在窒息中挣扎
         ——读蒋峰〈不迁徙的候鸟〉

         蒋峰捧来厚厚的书稿,说是他写的小说,要我给他写几句话。我知道他在写小说,也知道他写得相当好,但当他拿着百来张的A4纸,密密麻麻地嵌满了铅字,还是有点意外的,竟然觉得手里沉甸甸的。他说这是他将要出版的小说。我知道这是一个艰巨的任务(只要随他的思想渐行渐远),充满了压抑和形而上学,但我还是毫不犹豫地答应了。
         认识一个作家最大的好处就是能对其作品先睹为快,一想到自己是这部即将出版的小说的初读者就欣喜万分。自大学毕业的这半年来,我们已经习惯成为彼此的倾听者和倾诉对象,因为在同一个城市,相仿的年龄,并且都喜欢写点各自的东西,这就是成为知己的所有理由了。
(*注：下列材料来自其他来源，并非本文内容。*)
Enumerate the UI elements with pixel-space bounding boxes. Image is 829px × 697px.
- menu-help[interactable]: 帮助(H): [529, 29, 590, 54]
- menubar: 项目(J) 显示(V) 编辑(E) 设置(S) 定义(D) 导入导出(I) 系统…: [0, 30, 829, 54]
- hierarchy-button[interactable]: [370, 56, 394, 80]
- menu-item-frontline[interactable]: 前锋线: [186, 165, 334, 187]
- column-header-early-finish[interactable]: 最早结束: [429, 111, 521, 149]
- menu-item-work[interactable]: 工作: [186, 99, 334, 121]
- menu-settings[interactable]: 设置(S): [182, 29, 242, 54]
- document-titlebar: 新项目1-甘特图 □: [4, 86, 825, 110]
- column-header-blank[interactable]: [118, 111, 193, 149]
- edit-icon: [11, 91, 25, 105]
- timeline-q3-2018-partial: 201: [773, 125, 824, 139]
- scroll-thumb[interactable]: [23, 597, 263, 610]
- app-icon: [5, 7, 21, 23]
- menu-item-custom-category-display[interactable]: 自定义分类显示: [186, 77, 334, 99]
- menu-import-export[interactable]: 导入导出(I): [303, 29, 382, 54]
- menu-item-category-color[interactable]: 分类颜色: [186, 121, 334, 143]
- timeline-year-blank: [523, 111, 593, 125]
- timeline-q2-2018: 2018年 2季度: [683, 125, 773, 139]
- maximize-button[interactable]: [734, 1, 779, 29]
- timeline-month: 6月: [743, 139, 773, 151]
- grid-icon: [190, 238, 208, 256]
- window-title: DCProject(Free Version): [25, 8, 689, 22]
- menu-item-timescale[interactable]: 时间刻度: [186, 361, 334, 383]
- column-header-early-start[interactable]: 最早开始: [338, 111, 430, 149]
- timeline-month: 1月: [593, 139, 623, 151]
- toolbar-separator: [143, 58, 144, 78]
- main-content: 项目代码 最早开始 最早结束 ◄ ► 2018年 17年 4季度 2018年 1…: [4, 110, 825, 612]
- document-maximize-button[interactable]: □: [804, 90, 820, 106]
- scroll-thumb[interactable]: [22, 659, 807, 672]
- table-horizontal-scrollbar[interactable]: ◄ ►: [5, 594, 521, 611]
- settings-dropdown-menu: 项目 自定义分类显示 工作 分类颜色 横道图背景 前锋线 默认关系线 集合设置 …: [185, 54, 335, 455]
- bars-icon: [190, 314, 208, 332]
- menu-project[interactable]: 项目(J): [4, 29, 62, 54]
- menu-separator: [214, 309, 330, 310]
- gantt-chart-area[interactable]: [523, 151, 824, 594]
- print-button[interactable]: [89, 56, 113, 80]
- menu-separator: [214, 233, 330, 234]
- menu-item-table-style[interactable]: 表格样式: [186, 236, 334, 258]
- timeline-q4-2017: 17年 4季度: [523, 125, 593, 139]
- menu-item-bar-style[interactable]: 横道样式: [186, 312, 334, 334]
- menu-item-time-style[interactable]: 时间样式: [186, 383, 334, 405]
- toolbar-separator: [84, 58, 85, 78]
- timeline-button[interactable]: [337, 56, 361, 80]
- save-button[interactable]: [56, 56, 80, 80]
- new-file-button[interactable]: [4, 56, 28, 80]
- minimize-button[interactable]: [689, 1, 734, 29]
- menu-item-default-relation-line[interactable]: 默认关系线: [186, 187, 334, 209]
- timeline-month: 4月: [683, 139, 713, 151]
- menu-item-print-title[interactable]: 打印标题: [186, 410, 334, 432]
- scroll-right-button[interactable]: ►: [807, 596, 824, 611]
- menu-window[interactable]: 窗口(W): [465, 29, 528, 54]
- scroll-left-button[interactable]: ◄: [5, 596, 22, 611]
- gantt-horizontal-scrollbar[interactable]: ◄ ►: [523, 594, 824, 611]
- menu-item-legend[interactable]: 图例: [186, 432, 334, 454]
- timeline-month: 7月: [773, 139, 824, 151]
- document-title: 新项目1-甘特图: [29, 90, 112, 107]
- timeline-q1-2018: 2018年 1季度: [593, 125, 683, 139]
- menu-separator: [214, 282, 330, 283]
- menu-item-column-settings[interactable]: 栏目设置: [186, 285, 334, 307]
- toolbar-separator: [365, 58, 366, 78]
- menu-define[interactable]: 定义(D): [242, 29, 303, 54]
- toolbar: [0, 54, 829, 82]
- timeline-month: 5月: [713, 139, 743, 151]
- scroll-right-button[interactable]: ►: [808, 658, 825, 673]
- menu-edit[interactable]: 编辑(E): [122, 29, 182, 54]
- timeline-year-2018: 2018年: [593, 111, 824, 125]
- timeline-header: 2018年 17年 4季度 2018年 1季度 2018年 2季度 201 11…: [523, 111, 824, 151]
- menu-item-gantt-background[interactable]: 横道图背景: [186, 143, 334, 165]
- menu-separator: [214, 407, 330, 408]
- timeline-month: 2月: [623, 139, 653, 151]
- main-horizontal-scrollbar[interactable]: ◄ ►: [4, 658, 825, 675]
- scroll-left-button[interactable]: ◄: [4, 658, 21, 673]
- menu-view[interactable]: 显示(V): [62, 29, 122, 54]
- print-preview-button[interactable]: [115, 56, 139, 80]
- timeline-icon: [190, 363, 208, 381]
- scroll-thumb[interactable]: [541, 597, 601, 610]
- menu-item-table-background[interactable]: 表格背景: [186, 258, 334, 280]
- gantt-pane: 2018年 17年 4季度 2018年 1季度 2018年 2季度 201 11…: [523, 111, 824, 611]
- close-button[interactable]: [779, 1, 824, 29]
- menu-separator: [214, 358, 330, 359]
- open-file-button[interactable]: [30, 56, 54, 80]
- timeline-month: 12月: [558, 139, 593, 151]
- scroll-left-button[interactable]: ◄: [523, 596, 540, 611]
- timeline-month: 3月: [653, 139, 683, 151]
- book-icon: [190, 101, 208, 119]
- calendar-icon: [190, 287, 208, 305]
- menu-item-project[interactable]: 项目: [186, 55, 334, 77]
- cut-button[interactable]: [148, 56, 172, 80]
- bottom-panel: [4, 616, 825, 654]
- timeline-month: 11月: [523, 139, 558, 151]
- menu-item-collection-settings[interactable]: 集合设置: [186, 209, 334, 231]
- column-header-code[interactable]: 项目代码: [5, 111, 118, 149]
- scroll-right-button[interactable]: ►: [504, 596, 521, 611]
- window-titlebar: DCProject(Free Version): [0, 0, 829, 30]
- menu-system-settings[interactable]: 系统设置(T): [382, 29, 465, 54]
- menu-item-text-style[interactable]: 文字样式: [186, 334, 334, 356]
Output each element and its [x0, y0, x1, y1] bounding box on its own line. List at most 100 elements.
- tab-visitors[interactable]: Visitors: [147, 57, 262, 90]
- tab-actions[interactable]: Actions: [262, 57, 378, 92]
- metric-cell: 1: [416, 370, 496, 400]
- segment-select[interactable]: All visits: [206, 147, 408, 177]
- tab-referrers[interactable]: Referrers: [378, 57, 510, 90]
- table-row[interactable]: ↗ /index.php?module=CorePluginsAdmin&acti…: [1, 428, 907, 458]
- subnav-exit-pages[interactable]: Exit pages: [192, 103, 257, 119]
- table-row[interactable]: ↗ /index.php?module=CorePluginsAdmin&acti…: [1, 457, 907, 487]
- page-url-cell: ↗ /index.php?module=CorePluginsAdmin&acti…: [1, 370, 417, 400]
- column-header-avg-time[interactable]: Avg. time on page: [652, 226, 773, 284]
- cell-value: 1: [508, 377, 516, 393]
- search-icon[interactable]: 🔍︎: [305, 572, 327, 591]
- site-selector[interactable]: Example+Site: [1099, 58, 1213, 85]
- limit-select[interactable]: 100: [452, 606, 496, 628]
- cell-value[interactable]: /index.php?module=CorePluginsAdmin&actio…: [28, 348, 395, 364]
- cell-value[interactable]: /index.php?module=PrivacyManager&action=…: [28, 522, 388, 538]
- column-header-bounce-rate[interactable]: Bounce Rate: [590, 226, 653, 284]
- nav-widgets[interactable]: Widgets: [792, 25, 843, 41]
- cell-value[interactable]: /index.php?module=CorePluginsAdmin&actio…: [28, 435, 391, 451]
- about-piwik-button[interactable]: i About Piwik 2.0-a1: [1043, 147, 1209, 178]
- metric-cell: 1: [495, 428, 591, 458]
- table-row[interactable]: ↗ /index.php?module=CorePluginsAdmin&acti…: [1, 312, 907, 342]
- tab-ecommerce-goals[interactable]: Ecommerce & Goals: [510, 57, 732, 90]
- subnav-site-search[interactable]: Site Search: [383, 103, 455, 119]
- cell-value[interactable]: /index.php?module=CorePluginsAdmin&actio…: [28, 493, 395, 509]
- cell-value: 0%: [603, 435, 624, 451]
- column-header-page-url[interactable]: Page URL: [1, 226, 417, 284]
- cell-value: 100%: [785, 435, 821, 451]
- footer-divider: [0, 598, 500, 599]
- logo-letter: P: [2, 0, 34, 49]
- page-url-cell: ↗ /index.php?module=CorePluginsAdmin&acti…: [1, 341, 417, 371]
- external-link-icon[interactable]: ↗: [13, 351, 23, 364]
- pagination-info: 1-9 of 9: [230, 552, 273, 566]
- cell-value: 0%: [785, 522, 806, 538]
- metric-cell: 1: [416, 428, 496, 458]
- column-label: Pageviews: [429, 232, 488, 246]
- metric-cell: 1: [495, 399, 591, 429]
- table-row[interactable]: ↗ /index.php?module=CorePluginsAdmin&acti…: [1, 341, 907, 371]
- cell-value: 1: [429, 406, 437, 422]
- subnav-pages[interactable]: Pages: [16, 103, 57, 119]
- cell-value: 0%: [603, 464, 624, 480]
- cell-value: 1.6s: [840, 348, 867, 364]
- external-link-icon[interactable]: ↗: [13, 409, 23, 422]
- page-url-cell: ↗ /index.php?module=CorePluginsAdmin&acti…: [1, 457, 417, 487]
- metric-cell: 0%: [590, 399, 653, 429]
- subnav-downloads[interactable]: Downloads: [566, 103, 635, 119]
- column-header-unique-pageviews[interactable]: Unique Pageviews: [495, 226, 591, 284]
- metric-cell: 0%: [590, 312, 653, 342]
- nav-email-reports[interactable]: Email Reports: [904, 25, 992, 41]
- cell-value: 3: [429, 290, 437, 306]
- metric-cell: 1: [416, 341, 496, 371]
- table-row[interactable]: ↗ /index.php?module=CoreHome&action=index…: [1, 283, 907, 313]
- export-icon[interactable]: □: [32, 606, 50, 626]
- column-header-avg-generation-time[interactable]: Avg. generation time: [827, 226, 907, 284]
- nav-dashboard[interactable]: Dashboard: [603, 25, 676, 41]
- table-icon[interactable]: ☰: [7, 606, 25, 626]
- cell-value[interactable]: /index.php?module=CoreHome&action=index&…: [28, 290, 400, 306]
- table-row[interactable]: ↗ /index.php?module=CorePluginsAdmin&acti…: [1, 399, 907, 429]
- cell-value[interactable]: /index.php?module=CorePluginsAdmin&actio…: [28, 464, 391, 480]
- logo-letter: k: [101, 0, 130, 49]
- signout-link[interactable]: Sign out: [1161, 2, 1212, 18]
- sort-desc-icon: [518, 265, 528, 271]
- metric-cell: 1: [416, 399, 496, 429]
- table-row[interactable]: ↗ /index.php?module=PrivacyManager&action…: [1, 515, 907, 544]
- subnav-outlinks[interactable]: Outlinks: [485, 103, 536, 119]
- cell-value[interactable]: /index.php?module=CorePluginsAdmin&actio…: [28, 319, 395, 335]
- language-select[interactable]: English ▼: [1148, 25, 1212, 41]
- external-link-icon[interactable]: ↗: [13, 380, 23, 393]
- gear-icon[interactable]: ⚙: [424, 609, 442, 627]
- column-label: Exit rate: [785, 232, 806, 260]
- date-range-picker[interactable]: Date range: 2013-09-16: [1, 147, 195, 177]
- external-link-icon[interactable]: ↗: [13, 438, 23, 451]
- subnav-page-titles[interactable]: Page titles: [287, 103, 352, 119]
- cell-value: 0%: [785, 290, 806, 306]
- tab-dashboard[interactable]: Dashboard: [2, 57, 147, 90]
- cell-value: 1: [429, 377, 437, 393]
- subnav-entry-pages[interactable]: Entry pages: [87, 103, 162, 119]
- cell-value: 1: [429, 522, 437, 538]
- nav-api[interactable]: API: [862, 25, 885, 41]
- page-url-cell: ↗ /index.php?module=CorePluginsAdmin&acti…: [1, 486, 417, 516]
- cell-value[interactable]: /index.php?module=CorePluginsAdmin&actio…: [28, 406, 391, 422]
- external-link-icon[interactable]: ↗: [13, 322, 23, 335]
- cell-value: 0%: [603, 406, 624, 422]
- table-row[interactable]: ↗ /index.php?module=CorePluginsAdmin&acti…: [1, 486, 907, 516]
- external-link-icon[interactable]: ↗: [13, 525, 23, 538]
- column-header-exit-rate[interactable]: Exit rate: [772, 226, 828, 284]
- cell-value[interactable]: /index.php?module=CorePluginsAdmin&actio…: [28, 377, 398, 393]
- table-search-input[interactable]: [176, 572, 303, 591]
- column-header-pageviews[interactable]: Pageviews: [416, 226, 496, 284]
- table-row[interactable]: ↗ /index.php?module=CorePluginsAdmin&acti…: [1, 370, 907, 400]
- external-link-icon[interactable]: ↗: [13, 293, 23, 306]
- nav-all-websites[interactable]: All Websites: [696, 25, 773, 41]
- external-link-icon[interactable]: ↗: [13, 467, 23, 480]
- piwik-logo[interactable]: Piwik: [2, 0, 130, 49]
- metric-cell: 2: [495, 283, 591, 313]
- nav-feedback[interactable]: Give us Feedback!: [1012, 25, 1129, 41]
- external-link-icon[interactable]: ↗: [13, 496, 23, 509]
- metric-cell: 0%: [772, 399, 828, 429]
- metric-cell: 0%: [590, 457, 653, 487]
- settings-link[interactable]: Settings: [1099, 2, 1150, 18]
         心理小说在西方一直有着优良的传统,从拉法耶特夫人到陀思妥耶夫斯基,无不从心理来剔刮人的神经。在中国,关于心理的探索一直就没有中断过,但结果总的来说只能是“差强人意”,即使是那些已经功成名就的“著名作家”也不例外。而蒋峰这部自传式的小说却是一部心理刻划得相当深刻又极其严肃成长小说。这是得益于其良好的阅读习惯和超人的理解能力。
         作者把整个环境设置在一个为他所熟知的校园里,作为名牌大学毕业的主人公,由于众多的原因回到了自己的小城(他的小城我们隐约地得知就是他那个依傍太湖的角落,那里又令人醉心的山水和深厚的人文底蕴),作者在这样一个城市里像蜘蛛织网那般得心应手地安排它的情节线索,竟显得如此从容和游刃有余,所谓从容那是作者花了极大的功夫(我们可想而知),作者把自己分裂成两个我(博尔赫斯和另一个博尔赫斯),其实就是用“他我”审视“自我”,探究一个更低级灵魂深处的陋习,也就是所谓的疼痛。而看来是十分重要的,而且占据绝大的篇幅的主人公丰富的感情生活应该浮到最高的层次上来,其实不然,用大篇幅描写爱情只是用来伪装,是作者探求人生真谛的一个工具、寻找和摆脱胎记的一个理由而已。就像这只“不迁徙的候鸟”,只会令人想到更多更荒唐却警世的寓言,在受尽大气污染的天空里飞翔,窒息而落到一片沉重的云上。
         读一本书就是认识一个人,生活中的蒋峰愤世嫉俗却与世无争,一个人竟然能把这两种截然不同的性格完美地融合,真是不可思议,使他看起来是如此地安静、内敛。不像当今炒得热火朝天的“80后”当红作家那样,虽然他也曾被评为“80后诗歌第一人”,他只是一笑而已,甘于寂寞,是他所有得优点的基础。他能用明澈得像茉莉花得语言来抒写内心的苦闷,充满了灵性,而且显而易见地流露出我们公认的才华。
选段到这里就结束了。